ATTATTAGGAAAAGGATCATAGGTCGAAGTGCGTGGCATTTTGGTTTTCC
+
IIIIIIIIIIIIIIIIIIIIIIIIIIIIIIIIIIIIIIIIIIIIIIIIII
@near exon 1...
GCCTGTTGCCCAGGTGAGGCTAAAATAAGGGAGCAAGTAAGCACACCCTC
+
IIIIIIIIIIIIIIIIIIIIIIIIIIIIIIIIIIIIIIIIIIIIIIIIII
Read 2 (R2.fastq):
@exon 1, line 05-06... # starts here
GGCTCCGCGTCTGGTCTCGGCCTCCGCCTTCCGCCCGGCGGCCCTGGGGC
+
IIIIIIIIIIIIIIIIIIIIIIIIIIIIIIIIIIIIIIIIIIIIIIIIII
@near exon 1
CGCCAGAGCTGGACGCAGGCAATAACTGTCCTTAGGACCCTGATAACTGT
+
IIIIIIIIIIIIIIIIIIIIIIIIIIIIIIIIIIIIIIIIIIIIIIIIII
The gene is on the opposite strand with respect to the reference and I am trying to emulate paired end reads.
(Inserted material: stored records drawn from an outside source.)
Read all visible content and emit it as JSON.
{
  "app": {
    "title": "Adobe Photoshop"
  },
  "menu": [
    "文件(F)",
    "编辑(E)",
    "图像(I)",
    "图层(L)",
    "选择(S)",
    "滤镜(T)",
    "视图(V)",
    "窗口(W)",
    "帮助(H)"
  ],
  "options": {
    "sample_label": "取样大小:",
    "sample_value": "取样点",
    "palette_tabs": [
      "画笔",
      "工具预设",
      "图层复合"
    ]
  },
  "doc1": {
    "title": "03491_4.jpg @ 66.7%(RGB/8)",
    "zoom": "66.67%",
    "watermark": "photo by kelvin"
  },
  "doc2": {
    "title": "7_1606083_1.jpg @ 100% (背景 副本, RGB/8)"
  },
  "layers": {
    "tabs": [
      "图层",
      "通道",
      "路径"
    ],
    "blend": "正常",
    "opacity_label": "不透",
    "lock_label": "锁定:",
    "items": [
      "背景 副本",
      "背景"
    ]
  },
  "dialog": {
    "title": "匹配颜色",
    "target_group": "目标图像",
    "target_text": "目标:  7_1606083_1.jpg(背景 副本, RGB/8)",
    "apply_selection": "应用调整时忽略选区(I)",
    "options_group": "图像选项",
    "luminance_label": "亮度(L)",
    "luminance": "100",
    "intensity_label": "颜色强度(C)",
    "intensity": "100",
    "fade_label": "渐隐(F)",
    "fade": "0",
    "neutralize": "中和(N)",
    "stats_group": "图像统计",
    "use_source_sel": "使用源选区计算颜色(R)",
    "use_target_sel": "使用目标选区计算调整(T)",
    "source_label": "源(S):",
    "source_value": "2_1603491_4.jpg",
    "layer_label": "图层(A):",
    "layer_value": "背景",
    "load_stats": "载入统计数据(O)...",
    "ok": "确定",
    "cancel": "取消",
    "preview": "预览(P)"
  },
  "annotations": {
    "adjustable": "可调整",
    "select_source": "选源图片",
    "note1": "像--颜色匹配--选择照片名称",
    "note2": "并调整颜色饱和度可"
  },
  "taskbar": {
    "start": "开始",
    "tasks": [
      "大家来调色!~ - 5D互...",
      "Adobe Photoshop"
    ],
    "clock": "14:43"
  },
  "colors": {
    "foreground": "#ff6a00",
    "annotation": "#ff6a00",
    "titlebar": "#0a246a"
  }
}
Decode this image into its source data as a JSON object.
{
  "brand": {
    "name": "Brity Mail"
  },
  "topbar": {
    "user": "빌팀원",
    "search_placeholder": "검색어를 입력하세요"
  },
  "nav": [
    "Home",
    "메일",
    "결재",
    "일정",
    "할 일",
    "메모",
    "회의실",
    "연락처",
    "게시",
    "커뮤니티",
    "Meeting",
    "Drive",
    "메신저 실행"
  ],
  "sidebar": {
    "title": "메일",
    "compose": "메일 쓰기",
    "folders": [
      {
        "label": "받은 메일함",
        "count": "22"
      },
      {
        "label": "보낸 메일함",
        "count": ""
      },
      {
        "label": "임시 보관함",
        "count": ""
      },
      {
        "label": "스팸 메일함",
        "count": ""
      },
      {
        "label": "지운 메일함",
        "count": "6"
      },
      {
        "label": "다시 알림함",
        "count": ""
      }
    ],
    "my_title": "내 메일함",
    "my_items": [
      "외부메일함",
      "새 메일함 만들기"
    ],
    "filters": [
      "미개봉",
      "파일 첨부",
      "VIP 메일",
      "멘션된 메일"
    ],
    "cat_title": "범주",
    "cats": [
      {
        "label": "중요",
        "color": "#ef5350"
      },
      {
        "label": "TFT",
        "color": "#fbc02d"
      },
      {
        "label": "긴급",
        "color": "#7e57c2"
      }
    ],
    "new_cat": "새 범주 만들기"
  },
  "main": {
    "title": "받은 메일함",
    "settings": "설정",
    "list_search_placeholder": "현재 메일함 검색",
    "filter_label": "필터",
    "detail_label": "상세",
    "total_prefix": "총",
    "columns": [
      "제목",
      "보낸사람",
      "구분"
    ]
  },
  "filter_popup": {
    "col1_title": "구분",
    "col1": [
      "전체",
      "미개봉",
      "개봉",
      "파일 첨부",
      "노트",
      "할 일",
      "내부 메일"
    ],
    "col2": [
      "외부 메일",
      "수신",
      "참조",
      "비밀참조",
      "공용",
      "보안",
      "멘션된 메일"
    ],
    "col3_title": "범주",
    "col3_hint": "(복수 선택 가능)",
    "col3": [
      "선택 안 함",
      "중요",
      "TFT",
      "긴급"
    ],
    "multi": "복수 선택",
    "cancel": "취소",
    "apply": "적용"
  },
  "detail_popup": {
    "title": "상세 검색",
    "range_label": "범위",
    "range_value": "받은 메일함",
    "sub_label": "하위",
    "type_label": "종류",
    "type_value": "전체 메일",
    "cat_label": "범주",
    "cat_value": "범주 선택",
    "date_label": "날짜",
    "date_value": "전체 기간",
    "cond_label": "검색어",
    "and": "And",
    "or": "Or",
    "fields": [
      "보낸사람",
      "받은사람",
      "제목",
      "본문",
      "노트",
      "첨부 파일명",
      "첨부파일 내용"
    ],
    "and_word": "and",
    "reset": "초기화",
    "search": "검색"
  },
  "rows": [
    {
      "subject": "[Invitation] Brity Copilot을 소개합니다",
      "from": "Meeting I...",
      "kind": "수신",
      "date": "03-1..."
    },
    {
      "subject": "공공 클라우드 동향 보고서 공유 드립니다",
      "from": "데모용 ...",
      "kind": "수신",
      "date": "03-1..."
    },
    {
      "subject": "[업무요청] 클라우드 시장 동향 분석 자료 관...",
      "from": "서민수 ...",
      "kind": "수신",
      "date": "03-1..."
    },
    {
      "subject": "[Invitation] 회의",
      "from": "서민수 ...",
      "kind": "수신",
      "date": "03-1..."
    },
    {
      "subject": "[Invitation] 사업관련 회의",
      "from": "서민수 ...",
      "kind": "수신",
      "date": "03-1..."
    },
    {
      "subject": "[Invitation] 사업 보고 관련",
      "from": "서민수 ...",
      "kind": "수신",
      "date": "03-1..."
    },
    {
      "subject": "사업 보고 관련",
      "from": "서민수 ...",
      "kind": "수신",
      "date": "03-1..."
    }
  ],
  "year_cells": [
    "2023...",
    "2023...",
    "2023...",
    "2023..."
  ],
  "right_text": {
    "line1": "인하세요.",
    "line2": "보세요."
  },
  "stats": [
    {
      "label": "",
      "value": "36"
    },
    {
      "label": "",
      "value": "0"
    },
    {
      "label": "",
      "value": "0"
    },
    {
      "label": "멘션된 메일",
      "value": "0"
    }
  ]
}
The first entry of R1.fastq is part of exon 2 and first entry of R2.fastq is part of exon 1. The result of running
tophat2 -p 2 -o . --library-type fr-unstranded /path/to/hg38/Bowtie2Index/genome R1.fastq R2.fastq
yields 2 discordant pair alignments, but no junctions. Replacing the first line of R2.fastq with its reverse complement yields 2 concordant pair alignments, but no junctions.
Question : How would I modify my data set to get tophat to recognize a junction?